In the case of Somerset County Council, its children’s services are a manifestation of its inability to balance its budget. Reserves have fallen 60% in the past five years as it struggles to cut expenditure in line with income. It is forecasting a £14.6m overspend on children’s services alone in 2018 and as a result, has agreed to close two thirds of its children’s centres in order to cut costs. Surrey County Council, which faces a £105m gap in its finances, has been drawing heavily on its reserves and has had persistent struggles in children’s services, with two adverse Ofsted reports.

Once a council is in distress or unable to balance its budget, these are desperate measures: a council in distress lacks the resources to reconfigure services as needed and lacks time to properly consult and explain its decisions, thus those outside the council inevitably see every service as a ‘sacred cow’. All councils want to do the right thing by their communities and do not take these decisions lightly, but the end result is hate and distrust from the very communities they serve.

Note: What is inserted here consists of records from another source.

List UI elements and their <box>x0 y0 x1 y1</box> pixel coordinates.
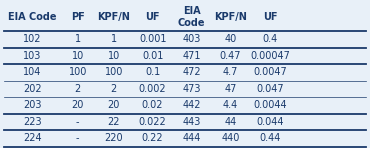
Text: 4.7: 4.7 <box>223 67 238 77</box>
Text: 0.00047: 0.00047 <box>250 51 290 61</box>
Text: 0.1: 0.1 <box>145 67 160 77</box>
Text: 0.047: 0.047 <box>256 84 284 94</box>
Text: 100: 100 <box>105 67 123 77</box>
Text: 10: 10 <box>71 51 84 61</box>
Text: 1: 1 <box>75 34 81 44</box>
Text: 0.044: 0.044 <box>256 117 284 127</box>
Text: PF: PF <box>71 12 85 22</box>
Text: 103: 103 <box>23 51 41 61</box>
Text: 0.022: 0.022 <box>139 117 166 127</box>
Text: 403: 403 <box>182 34 201 44</box>
Text: 442: 442 <box>182 100 201 110</box>
Text: 0.4: 0.4 <box>262 34 278 44</box>
Text: 473: 473 <box>182 84 201 94</box>
Text: 104: 104 <box>23 67 41 77</box>
Text: EIA
Code: EIA Code <box>178 6 205 28</box>
Text: 0.01: 0.01 <box>142 51 163 61</box>
Text: 4.4: 4.4 <box>223 100 238 110</box>
Text: 20: 20 <box>108 100 120 110</box>
Text: 10: 10 <box>108 51 120 61</box>
Text: 0.001: 0.001 <box>139 34 166 44</box>
Text: 1: 1 <box>111 34 117 44</box>
Text: 40: 40 <box>224 34 236 44</box>
Text: 100: 100 <box>68 67 87 77</box>
Text: 0.0047: 0.0047 <box>253 67 287 77</box>
Text: 0.22: 0.22 <box>142 133 164 143</box>
Text: KPF/N: KPF/N <box>97 12 130 22</box>
Text: KPF/N: KPF/N <box>214 12 247 22</box>
Text: 0.0044: 0.0044 <box>253 100 287 110</box>
Text: 224: 224 <box>23 133 42 143</box>
Text: 471: 471 <box>182 51 201 61</box>
Text: 444: 444 <box>182 133 201 143</box>
Text: 223: 223 <box>23 117 42 127</box>
Text: 0.47: 0.47 <box>219 51 241 61</box>
Text: 102: 102 <box>23 34 41 44</box>
Text: 0.002: 0.002 <box>139 84 166 94</box>
Text: UF: UF <box>263 12 278 22</box>
Text: 0.02: 0.02 <box>142 100 164 110</box>
Text: 220: 220 <box>104 133 123 143</box>
Text: 440: 440 <box>221 133 239 143</box>
Text: 0.44: 0.44 <box>259 133 281 143</box>
Text: 44: 44 <box>224 117 236 127</box>
Text: 20: 20 <box>71 100 84 110</box>
Text: -: - <box>76 133 80 143</box>
Text: 2: 2 <box>111 84 117 94</box>
Text: -: - <box>76 117 80 127</box>
Text: 22: 22 <box>108 117 120 127</box>
Text: 2: 2 <box>75 84 81 94</box>
Text: EIA Code: EIA Code <box>8 12 57 22</box>
Text: 47: 47 <box>224 84 236 94</box>
Text: UF: UF <box>145 12 160 22</box>
Text: 472: 472 <box>182 67 201 77</box>
Text: 443: 443 <box>182 117 201 127</box>
Text: 202: 202 <box>23 84 42 94</box>
Text: 203: 203 <box>23 100 41 110</box>
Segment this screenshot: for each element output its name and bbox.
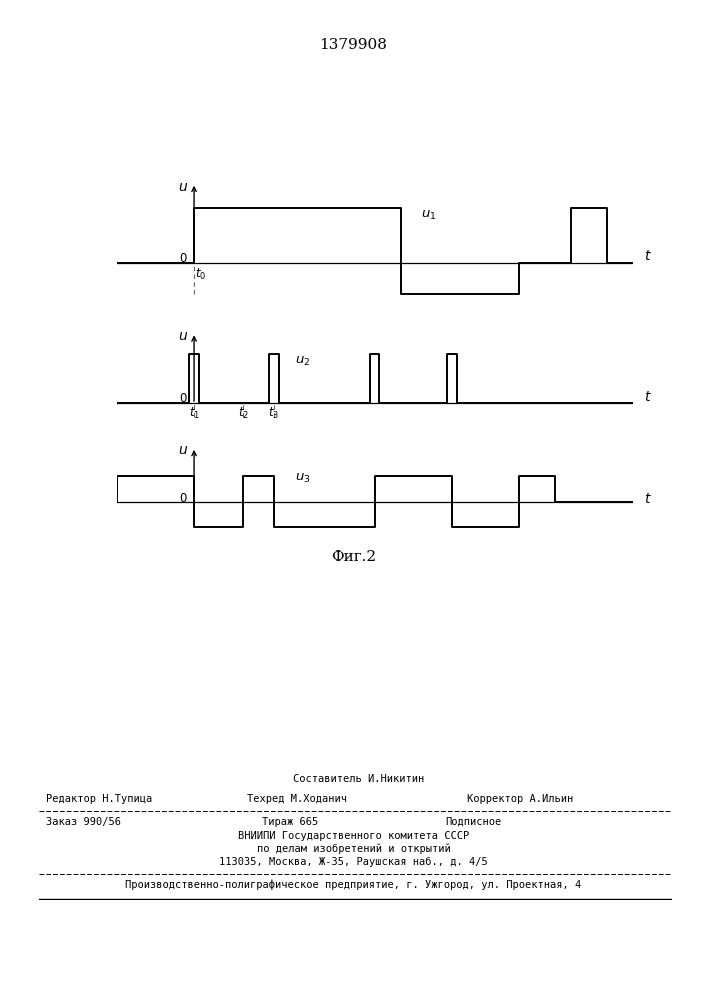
Text: Заказ 990/56: Заказ 990/56 xyxy=(46,817,121,827)
Text: 0: 0 xyxy=(179,492,187,505)
Text: 1379908: 1379908 xyxy=(320,38,387,52)
Text: $u_3$: $u_3$ xyxy=(295,472,310,485)
Text: Редактор Н.Тупица: Редактор Н.Тупица xyxy=(46,794,152,804)
Text: Тираж 665: Тираж 665 xyxy=(262,817,318,827)
Text: u: u xyxy=(178,180,187,194)
Text: $t_0$: $t_0$ xyxy=(194,267,206,282)
Text: t: t xyxy=(645,249,650,263)
Text: u: u xyxy=(178,329,187,343)
Text: Составитель И.Никитин: Составитель И.Никитин xyxy=(293,774,425,784)
Text: $t_2$: $t_2$ xyxy=(238,406,249,421)
Text: 0: 0 xyxy=(179,252,187,265)
Text: Фиг.2: Фиг.2 xyxy=(331,550,376,564)
Text: 0: 0 xyxy=(179,392,187,405)
Text: $u_2$: $u_2$ xyxy=(295,355,310,368)
Text: t: t xyxy=(645,390,650,404)
Text: t: t xyxy=(645,492,650,506)
Text: Корректор А.Ильин: Корректор А.Ильин xyxy=(467,794,573,804)
Text: $t_1$: $t_1$ xyxy=(189,406,199,421)
Text: Техред М.Ходанич: Техред М.Ходанич xyxy=(247,794,347,804)
Text: $u_1$: $u_1$ xyxy=(421,209,436,222)
Text: $t_3$: $t_3$ xyxy=(269,406,280,421)
Text: Подписное: Подписное xyxy=(445,817,502,827)
Text: u: u xyxy=(178,443,187,457)
Text: 113035, Москва, Ж-35, Раушская наб., д. 4/5: 113035, Москва, Ж-35, Раушская наб., д. … xyxy=(219,857,488,867)
Text: ВНИИПИ Государственного комитета СССР: ВНИИПИ Государственного комитета СССР xyxy=(238,831,469,841)
Text: Производственно-полиграфическое предприятие, г. Ужгород, ул. Проектная, 4: Производственно-полиграфическое предприя… xyxy=(125,880,582,890)
Text: по делам изобретений и открытий: по делам изобретений и открытий xyxy=(257,844,450,854)
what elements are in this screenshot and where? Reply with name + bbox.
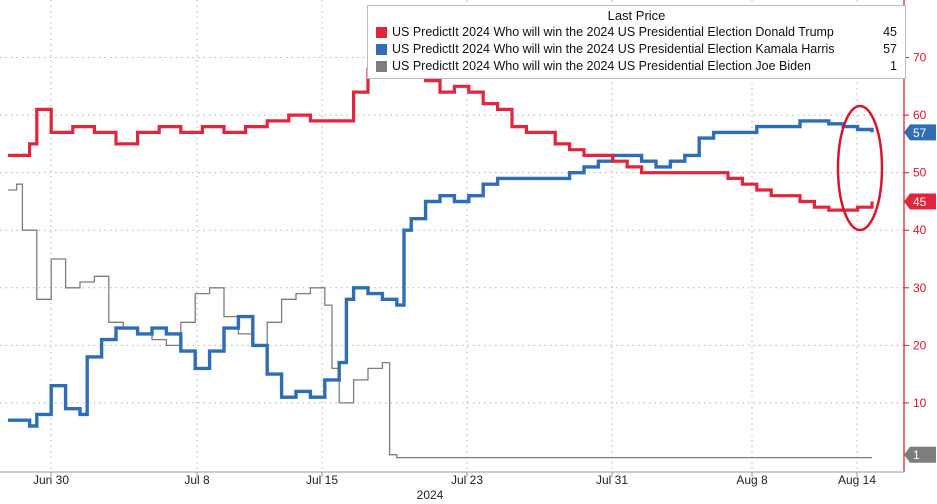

However, given time and a proper understanding of the funding crisis and the decisions needed to maintain critical services, residents can and do accept cuts.

In the US, we saw this very situation in Pittsburgh, where the City’s credit rating was downgraded to ‘junk bond’ status and it was questionable whether or not the City could survive. As an independent, public sector-facing body, PFM worked in partnership with elected and appointed leaders, trade unions, businesses, citizen groups and other stakeholders to draft a multi-year recovery plan. In five years, the City drastically turned around its fortunes, ultimately turning its annual budget shortfalls into a $46.5m general fund surplus.

Local government needs a drastic reappraisal. At no time has any government sat down and determined what local government is for, how it should be structured and how it should be funded. Even today, the response to financial distress appears to be the creation of an ad-hoc patchwork of unitary authorities that cannot fully address the underlying financial issues. However, a fundamental reappraisal is not going to happen soon and it is not obvious local government is in line for funding increases.

The only option is take the tough long-term decisions that enable tangible, long-term stability and focus on the outcomes that matter most. Authorities must lay everything out on the table, take a long, hard look and determine the areas that can cut be back.

These will be tough, painful decisions to make – possibly harder than closing libraries or reducing refuse collections – that need the support of stakeholders. But in order to avoid further crises, we must really move the meter.